Your eyes may turn to stone if you look too closely, but that's not a good enough reason to dismiss this car at first glance.
Based on the legendary 300 SEL 6.3, this Pininfarina-penned coupe would have been one of the fastest grand tourers of its day. Thanks to stories in Car and Driver by Cannonball Baker Sea-To-Shining-Sea Memorial Trophy Dash founder and 6.3 superfan Brock Yates, the sedan this coupe was based on enjoyed brisk sales for what was essentially a supercar with two extra doors.
When traveling at 100 mph (160 km/h) wasn't a cardinal sin in the U.S., Yates said of the car, "It is impossible to describe this kind of performance to the uninitiated. Telling a traffic officer or a safety crusader like Ralph Nader that 100 mph can be safe is like reading the Constitution to a Maoist; it is a strange and hostile concept."
A profile of the car on jalopnik.com also laid out the 6.3 sedan's performance figures: "The finished sedan sprinted from zero to sixty (100 km/h) in 6.5 seconds, passed the quarter mile in 14.5 seconds and topped out at 137 mph (220 km/h). The 6-3 had enough straight line grunt to waste a contemporaneous Porsche 911, keep pace with a 427 Chevrolet Corvette and cruise without complaint well into triple digits."
As fast as the car was, it was like seeing a chesterfield with rocket boosters up its bottom—not exactly the most evocative image of a sporting car. Sure, it was fast, but by the late 1960s Mercedes-Benz' conservative styling had morphed into an upright form with baroque details. At least they had some outside help on where not to go next with styling.
Italy's Pininfarina, always at the front of automotive style, worked with a customer who wanted a coupe built on the 6.3 sedan chassis. Earlier in the decade, they'd rebodied the 230 SL, with a simple, glamorous body—why should this one be any different?
And when the styling house presented today's car, it must have looked far out of left field. Gone were the massive amounts of chrome, including the Mercedes-Benz grille and three-pointed-star hood ornament.

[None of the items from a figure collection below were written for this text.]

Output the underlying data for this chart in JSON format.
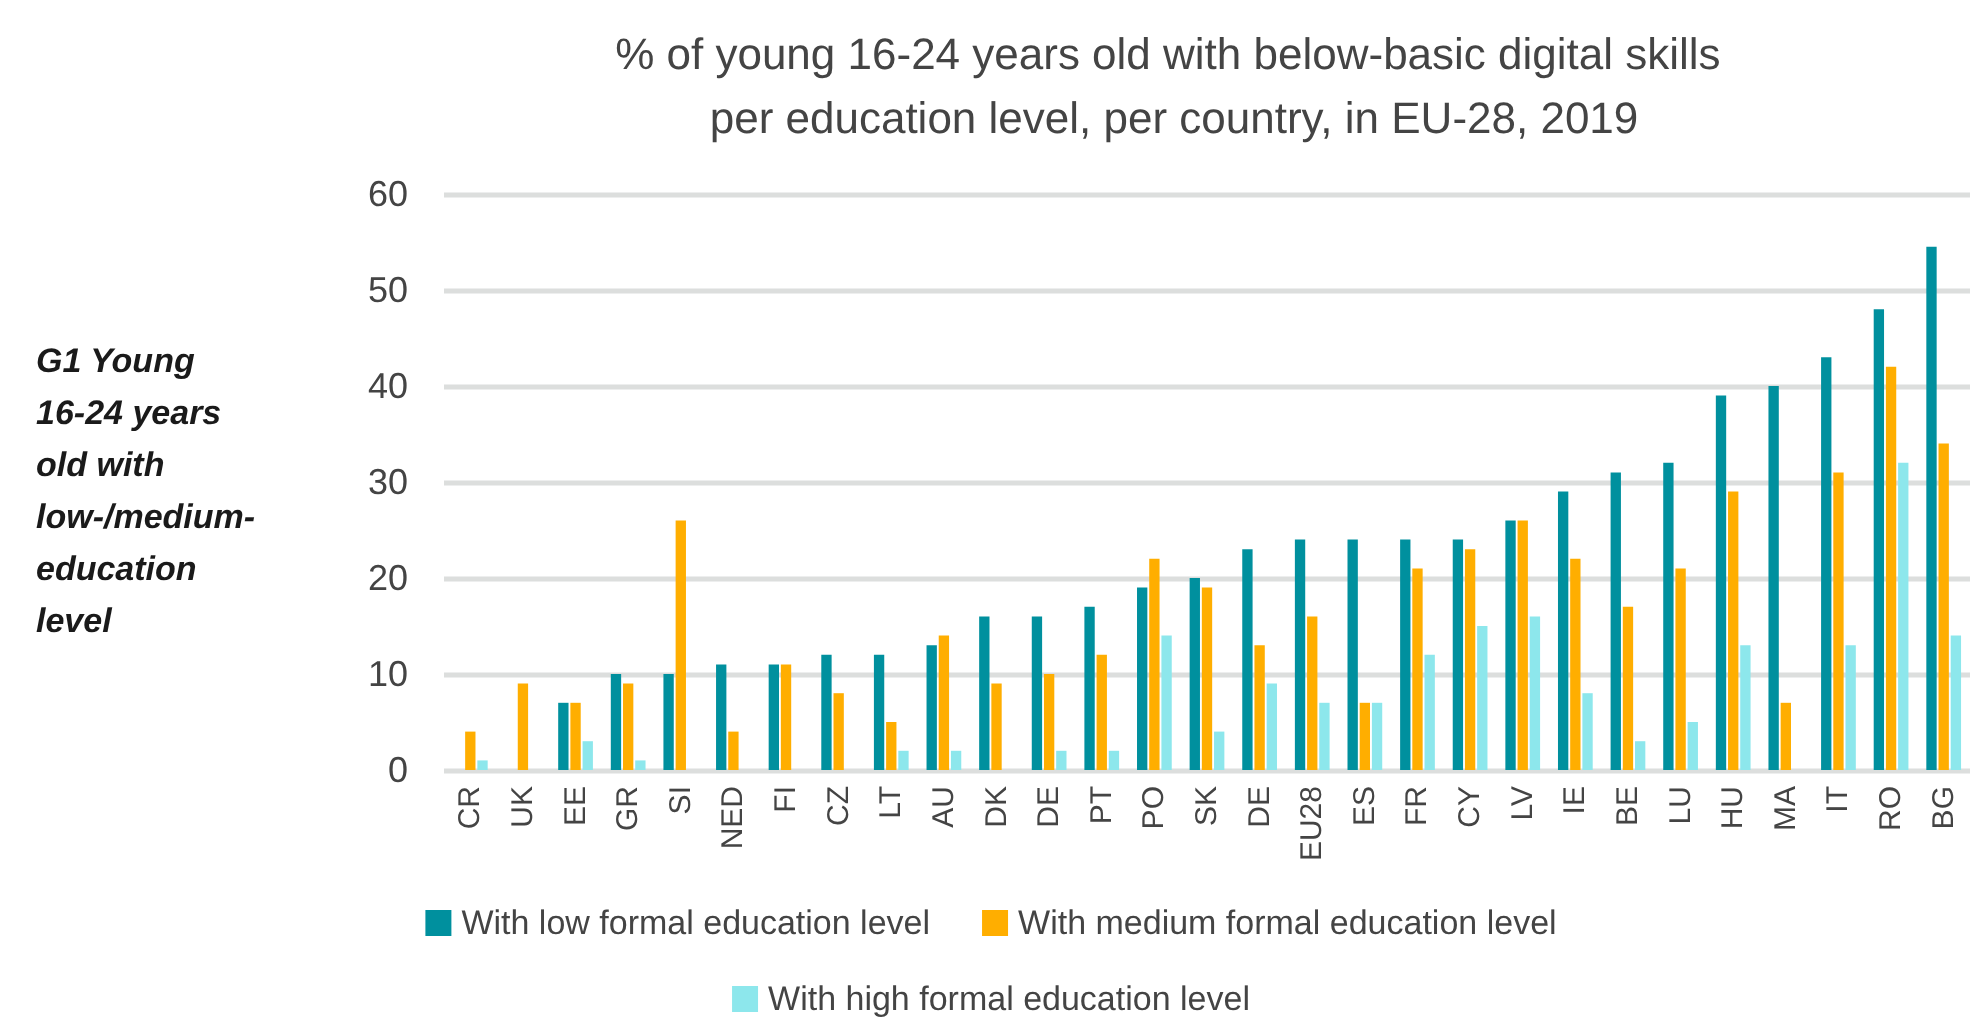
{
  "chart_data": {
    "type": "bar",
    "title": "% of young 16-24 years old with below-basic digital skills per education level, per country, in EU-28, 2019",
    "annotations": [
      "G1 Young 16-24 years old with low-/medium-education level"
    ],
    "categories": [
      "CR",
      "UK",
      "EE",
      "GR",
      "SI",
      "NED",
      "FI",
      "CZ",
      "LT",
      "AU",
      "DK",
      "DE",
      "PT",
      "PO",
      "SK",
      "DE",
      "EU28",
      "ES",
      "FR",
      "CY",
      "LV",
      "IE",
      "BE",
      "LU",
      "HU",
      "MA",
      "IT",
      "RO",
      "BG"
    ],
    "series": [
      {
        "name": "With low formal education level",
        "color": "#00909e",
        "values": [
          null,
          null,
          7,
          10,
          10,
          11,
          11,
          12,
          12,
          13,
          16,
          16,
          17,
          19,
          20,
          23,
          24,
          24,
          24,
          24,
          26,
          29,
          31,
          32,
          39,
          40,
          43,
          48,
          54.5
        ]
      },
      {
        "name": "With medium formal education level",
        "color": "#ffae00",
        "values": [
          4,
          9,
          7,
          9,
          26,
          4,
          11,
          8,
          5,
          14,
          9,
          10,
          12,
          22,
          19,
          13,
          16,
          7,
          21,
          23,
          26,
          22,
          17,
          21,
          29,
          7,
          31,
          42,
          34
        ]
      },
      {
        "name": "With high formal education level",
        "color": "#8de7ec",
        "values": [
          1,
          null,
          3,
          1,
          null,
          null,
          null,
          null,
          2,
          2,
          null,
          2,
          2,
          14,
          4,
          9,
          7,
          7,
          12,
          15,
          16,
          8,
          3,
          5,
          13,
          null,
          13,
          32,
          14
        ]
      }
    ],
    "ylim": [
      0,
      60
    ],
    "yticks": [
      0,
      10,
      20,
      30,
      40,
      50,
      60
    ],
    "grid": "y",
    "legend": "bottom"
  }
}
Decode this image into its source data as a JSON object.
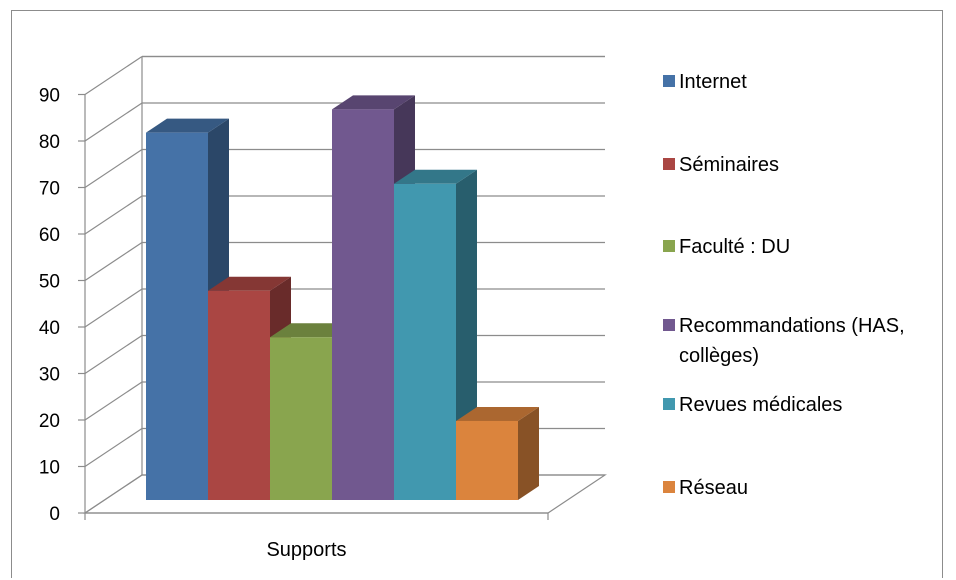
{
  "chart_data": {
    "type": "bar",
    "style": "3d-clustered-column",
    "categories": [
      "Supports"
    ],
    "series": [
      {
        "name": "Internet",
        "values": [
          79
        ],
        "color": "#4572a7"
      },
      {
        "name": "Séminaires",
        "values": [
          45
        ],
        "color": "#aa4643"
      },
      {
        "name": "Faculté : DU",
        "values": [
          35
        ],
        "color": "#89a54e"
      },
      {
        "name": "Recommandations (HAS, collèges)",
        "values": [
          84
        ],
        "color": "#71588f"
      },
      {
        "name": "Revues médicales",
        "values": [
          68
        ],
        "color": "#4198af"
      },
      {
        "name": "Réseau",
        "values": [
          17
        ],
        "color": "#db843d"
      }
    ],
    "title": "",
    "xlabel": "",
    "ylabel": "",
    "ylim": [
      0,
      90
    ],
    "yticks": [
      0,
      10,
      20,
      30,
      40,
      50,
      60,
      70,
      80,
      90
    ],
    "grid": true,
    "legend_position": "right"
  }
}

In its place was an authoritative form, with heavy details, slab sides, and—amazingly—a light and airy cabin on top. Its resemblance to the later Rolls-Royce Carmague isn't by accident, with both large barges designed at Pininfarina by Paolo Martin. The two cars even share largely identical tails.
But the Rolls could never hope to compete with the Mercedes-Benz on sheer pace—with a body some 700 kg (1543 lbs.) lighter than its sedan relative.